VanDyck argues that the grand jury subpoena used in this case violated Arizona law. In essence, VanDyck complains that the grand jury subpoena was created by the detective and prosecutor, rather than the grand jury, and the state grand jury procedures were not complied with. Even if there has been a violation, VanDyck has not pointed to any federal authority determining that the appropriate remedy is the exclusion of evidence rather than civil litigation. Although VanDyck points to a 1982 case in which a warrant was quashed, it did not address the exclusion of evidence. Gershon v. Broomfield, 131 Ariz. 507 (1982). VanDyck also cites to State v. Doolittle, 155 Ariz. 352, 746 P.2d 924 (App. 1987), for the assertion that "Arizona law requires the suppression of evidence unlawfully compelled by grand jury process." That case, however, dealt with testimony before the grand jury, not the issuance of a grand jury subpoena.
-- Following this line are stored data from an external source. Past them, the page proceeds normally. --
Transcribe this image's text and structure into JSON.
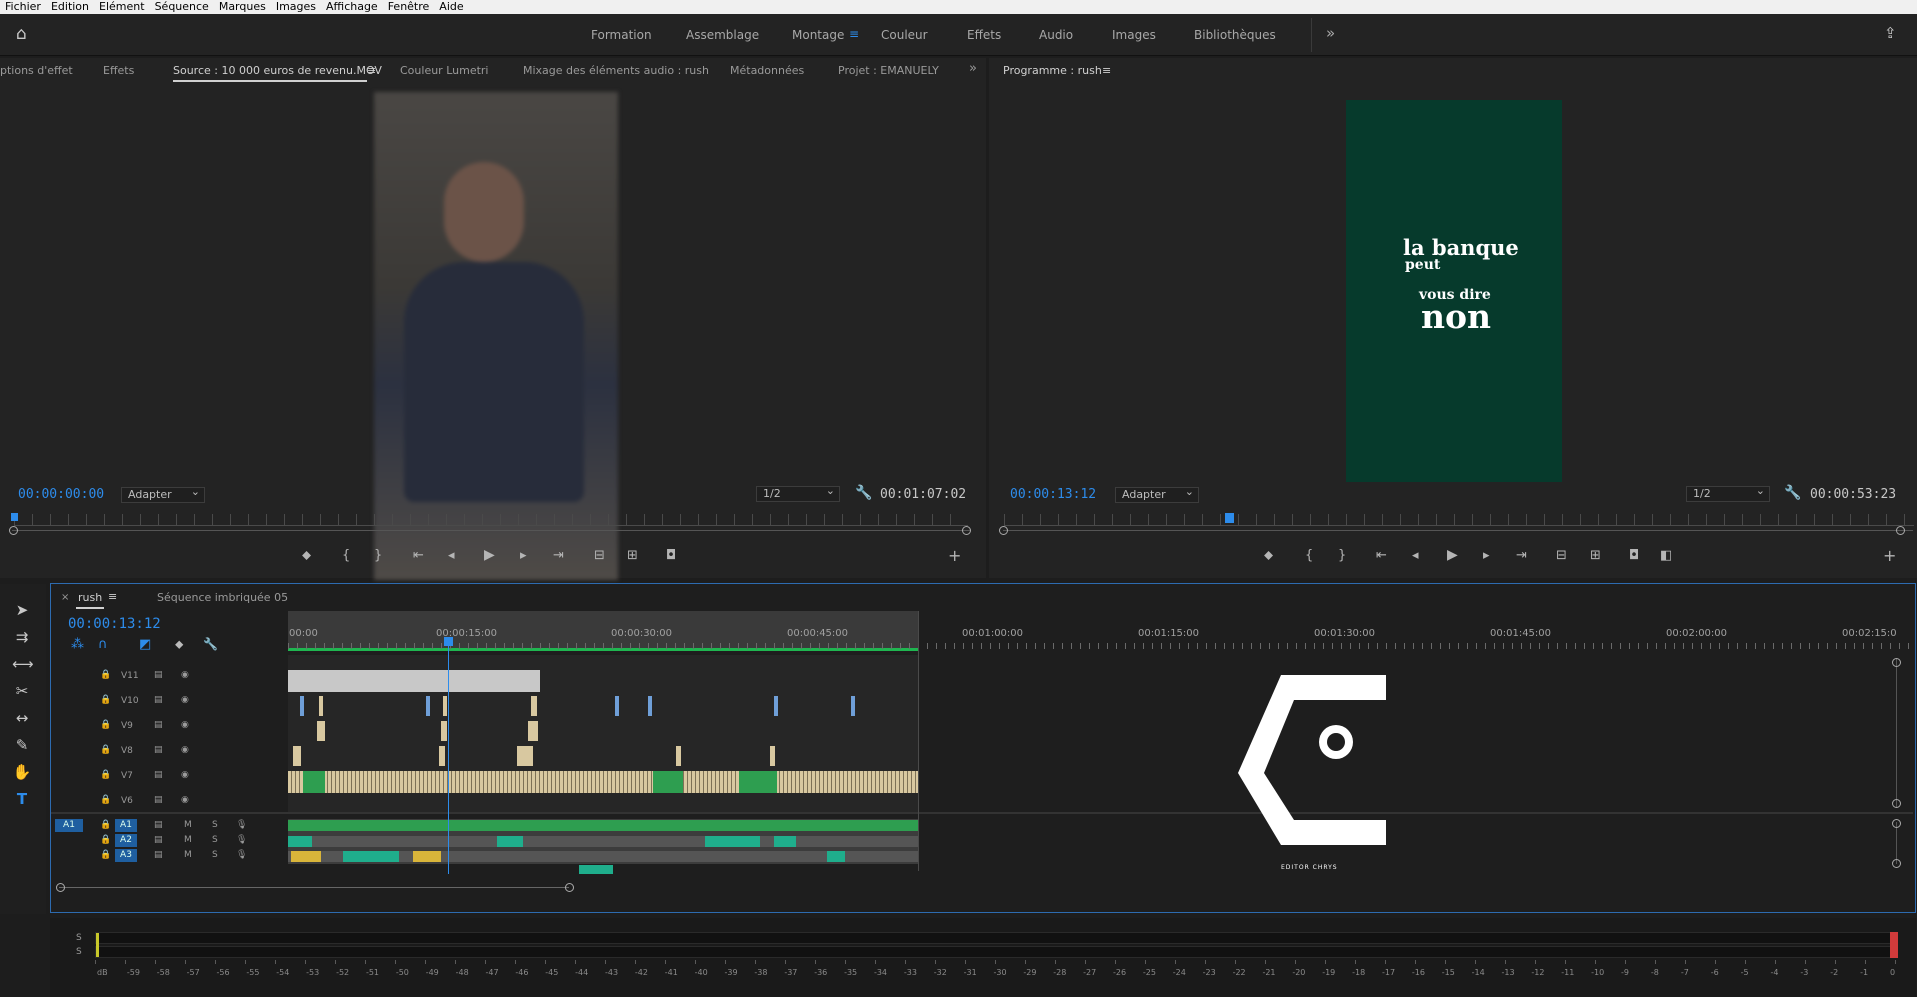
{
  "menu": [
    "Fichier",
    "Edition",
    "Elément",
    "Séquence",
    "Marques",
    "Images",
    "Affichage",
    "Fenêtre",
    "Aide"
  ],
  "workspaces": {
    "items": [
      "Formation",
      "Assemblage",
      "Montage",
      "Couleur",
      "Effets",
      "Audio",
      "Images",
      "Bibliothèques"
    ],
    "active": "Montage",
    "more": "»"
  },
  "source_panel": {
    "tabs": [
      "ptions d'effet",
      "Effets",
      "Source : 10 000 euros de revenu.MOV",
      "Couleur Lumetri",
      "Mixage des éléments audio : rush",
      "Métadonnées",
      "Projet : EMANUELY"
    ],
    "timecode": "00:00:00:00",
    "fit": "Adapter",
    "resolution": "1/2",
    "duration": "00:01:07:02"
  },
  "program_panel": {
    "title": "Programme : rush",
    "timecode": "00:00:13:12",
    "fit": "Adapter",
    "resolution": "1/2",
    "duration": "00:00:53:23",
    "caption": {
      "line1": "la banque",
      "line2": "peut",
      "line3": "vous dire",
      "line4": "non"
    }
  },
  "timeline": {
    "tabs": [
      "rush",
      "Séquence imbriquée 05"
    ],
    "timecode": "00:00:13:12",
    "ruler": [
      "00:00",
      "00:00:15:00",
      "00:00:30:00",
      "00:00:45:00",
      "00:01:00:00",
      "00:01:15:00",
      "00:01:30:00",
      "00:01:45:00",
      "00:02:00:00",
      "00:02:15:0"
    ],
    "video_tracks": [
      "V11",
      "V10",
      "V9",
      "V8",
      "V7",
      "V6"
    ],
    "audio_tracks": [
      "A1",
      "A2",
      "A3"
    ],
    "source_patch": "A1",
    "mute": "M",
    "solo": "S"
  },
  "watermark": {
    "label": "EDITOR CHRYS"
  },
  "meter": {
    "solo": [
      "S",
      "S"
    ],
    "scale": [
      "dB",
      "-59",
      "-58",
      "-57",
      "-56",
      "-55",
      "-54",
      "-53",
      "-52",
      "-51",
      "-50",
      "-49",
      "-48",
      "-47",
      "-46",
      "-45",
      "-44",
      "-43",
      "-42",
      "-41",
      "-40",
      "-39",
      "-38",
      "-37",
      "-36",
      "-35",
      "-34",
      "-33",
      "-32",
      "-31",
      "-30",
      "-29",
      "-28",
      "-27",
      "-26",
      "-25",
      "-24",
      "-23",
      "-22",
      "-21",
      "-20",
      "-19",
      "-18",
      "-17",
      "-16",
      "-15",
      "-14",
      "-13",
      "-12",
      "-11",
      "-10",
      "-9",
      "-8",
      "-7",
      "-6",
      "-5",
      "-4",
      "-3",
      "-2",
      "-1",
      "0"
    ]
  },
  "colors": {
    "accent": "#2d8ceb",
    "program_bg": "#063a2c",
    "clip_tan": "#d8c8a0",
    "clip_green": "#2e9e50",
    "audio_teal": "#1fae8c"
  }
}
Moreover, although the government has conceded there were irregularities in the issuance of the state grand jury subpoena, the remedy belonged to Comcast to seek to quash the subpoena — not to a person without a privacy interest in the IP address.
Additionally, a violation of state law does not affect federal protections. Rather, "[t]he general rule . . . is that evidence will only be excluded in federal court when it violates federal protections, such as those contained in the Fourth Amendment, and not in cases where it is tainted solely under state law." United States v. Cormier, 220 F.3d 1103, 1111 (9th Cir. 2000); United States v. Miranda-Guerena, 445 F.3d 1233, 1238 (9th Cir. 2006).
VanDyck also argues 18 U.S.C. § 2703 has been violated. Even if VanDyck is correct, the Ninth Circuit has found that a statutory violation warrants civil damages, not an exclusion remedy. United States v. Smith, 155 F.3d 1051, 1056 (9th Cir. 1998).
Lastly, VanDyck discusses "threatening" language included in the grand jury subpoena and discussions made during the state grand jury proceeding. The Court does not find any basis to conclude that standard language on a subpoena warrants exclusion. Further, the state grand jury ultimately indicted VanDyck — VanDyck's complaint does not affect that probable cause finding or the issuance of the grand jury subpoena.
The Court finds any alleged irregularities or misconduct related to the issuance of of the grand jury subpoena to Comcast does not warrant suppression.